This is a literal answer to your question, in that it will not issue CA warnings without suppressing them, and will only ever call every Dispose
once:
MemoryStream encryptedStream = null;
CryptoStream cryptStream = null;
try {
encryptedStream = new MemoryStream();
cryptStream = new CryptoStream(encryptedStream, cryptoTransform, CryptoStreamMode.Write);
cryptStream.Write(inputInBytes, 0, inputInBytes.Length);
cryptStream.FlushFinalBlock();
result = encryptedStream.ToArray();
} finally {
if (cryptStream != null) {
cryptStream.Dispose();
} else {
if (encryptedStream != null) encryptedStream.Dispose();
}
}
string output = Convert.ToBase64String(result);
But any developer worth their salt should take a look at this and go "hmm, it's like they didn't know using
, I'd better rewrite that". Do not do this in production code.
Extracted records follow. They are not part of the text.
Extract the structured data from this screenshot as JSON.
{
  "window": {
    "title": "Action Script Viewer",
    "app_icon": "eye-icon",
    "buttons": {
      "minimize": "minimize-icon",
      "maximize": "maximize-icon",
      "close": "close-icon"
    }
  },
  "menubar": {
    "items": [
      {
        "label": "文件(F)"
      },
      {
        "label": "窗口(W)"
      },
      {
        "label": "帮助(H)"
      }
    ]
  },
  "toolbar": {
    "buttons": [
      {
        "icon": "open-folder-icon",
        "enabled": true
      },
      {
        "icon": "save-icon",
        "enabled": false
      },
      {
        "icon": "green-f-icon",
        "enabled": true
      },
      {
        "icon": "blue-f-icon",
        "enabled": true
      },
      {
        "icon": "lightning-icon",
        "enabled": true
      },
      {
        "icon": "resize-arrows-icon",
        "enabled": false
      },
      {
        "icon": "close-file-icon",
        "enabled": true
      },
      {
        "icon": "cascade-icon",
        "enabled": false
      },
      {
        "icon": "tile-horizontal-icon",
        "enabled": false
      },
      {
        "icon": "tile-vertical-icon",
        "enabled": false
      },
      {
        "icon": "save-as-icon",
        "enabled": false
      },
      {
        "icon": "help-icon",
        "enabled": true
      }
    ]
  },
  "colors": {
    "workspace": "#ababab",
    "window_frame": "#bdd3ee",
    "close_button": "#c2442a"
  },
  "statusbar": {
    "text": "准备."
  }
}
Suppress the warning. Getting code like this correct (and having it remain correct in the face of changes) is actually harder than writing code that uses using
with suppression of spurious warnings (indeed, I'm not entirely sure the above code is correct!). It defeats the entire point of having static code analysis in the first place: to write reliable code. You should see code analysis as a tool, not an arbiter of correctness.